I calculate a profit margin of about 30% on the goods we sell because there's a lot of wastage on time-limited items and some goods have to make up for those losses.  The price for this kind of compost has gone up, and at present there is practically no profit on it at all! 15 bags is a lot of profit to throw away.

Another worry is Mr M Law, who has written to the Trustees of the Charity protesting about the terms of the Lease, and you feel that he wouldn't do this unless he hated the allotments and everyone there. Although the Trustees have been very reasonable and accommodating to us, someone like ML can really turn things around, as he did before in a way that benefited the allotment association, now he is trying it the other way around. I can only assume he is the sort of person who likes poking sticks in ants' nests.

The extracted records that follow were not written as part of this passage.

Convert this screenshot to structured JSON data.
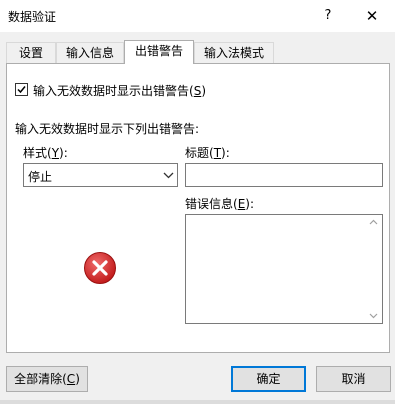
{
  "window": {
    "title": "数据验证",
    "help_glyph": "?",
    "close_glyph": "✕"
  },
  "tabs": [
    {
      "label": "设置"
    },
    {
      "label": "输入信息"
    },
    {
      "label": "出错警告",
      "active": true
    },
    {
      "label": "输入法模式"
    }
  ],
  "alert": {
    "show_checkbox": {
      "label_pre": "输入无效数据时显示出错警告(",
      "hotkey": "S",
      "label_post": ")",
      "checked": true
    },
    "section_label": "输入无效数据时显示下列出错警告:",
    "style": {
      "label_pre": "样式(",
      "hotkey": "Y",
      "label_post": "):",
      "value": "停止",
      "icon": "chevron-down-icon"
    },
    "title": {
      "label_pre": "标题(",
      "hotkey": "T",
      "label_post": "):",
      "value": ""
    },
    "error_message": {
      "label_pre": "错误信息(",
      "hotkey": "E",
      "label_post": "):",
      "value": ""
    },
    "icon": "stop-error-icon",
    "icon_color": "#d13438"
  },
  "footer": {
    "clear": {
      "label_pre": "全部清除(",
      "hotkey": "C",
      "label_post": ")"
    },
    "ok": "确定",
    "cancel": "取消"
  },
  "colors": {
    "accent": "#0078d7"
  }
}
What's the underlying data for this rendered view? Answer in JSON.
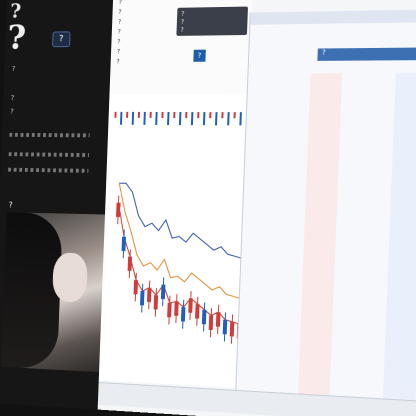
{
  "stream": {
    "title": "?",
    "big": "?",
    "badge": "?",
    "lines": [
      "?",
      "?",
      "?"
    ],
    "caption": "?"
  },
  "topinfo": {
    "lines": [
      "?",
      "?",
      "?",
      "?",
      "?",
      "?",
      "?"
    ]
  },
  "popup": {
    "line1": "?",
    "line2": "?",
    "line3": "?"
  },
  "blue_badge": "?",
  "orders": {
    "highlight": "?"
  },
  "colors": {
    "up": "#d33a3a",
    "down": "#1e5fbf",
    "ma_blue": "#2c4fa8",
    "ma_orange": "#e0892a",
    "ma_red": "#c0392b",
    "bg_panel": "#161616"
  },
  "chart_data": {
    "type": "candlestick",
    "series": [
      {
        "values": [
          85,
          66,
          55,
          42,
          36,
          38,
          34,
          40,
          30,
          31,
          28,
          33,
          30,
          27,
          24,
          26,
          22,
          21,
          20,
          24
        ]
      }
    ],
    "lines": [
      "ma_blue",
      "ma_orange",
      "ma_red"
    ]
  }
}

All this and COVID-19 too. The Prime Minister has got it now. There is no reason to suppose he will have it badly. But perhaps the news made me think of him and his pregnant girlfriend in Number Ten, and that's unprecedented too. He doesn't behave like a respectable man. I didn't trust him on the economy (because leaving the EU doesn't make economic sense) and now the economy will probably tank anyway, as the world economy will be so damaged. The kind of things that will damage us include that there won't be jobs for our young people, and unlike the Poles and Hungarians I used to teach, our young people tend not to be the kind that just go abroad, learn the language and make a new life. They tend to be weak and lazy and terribly dependent on their Mums and Dads.

Oh dear, I am feeling low. Maybe this is all because of ML being such a sod, and those 15 bags of compost!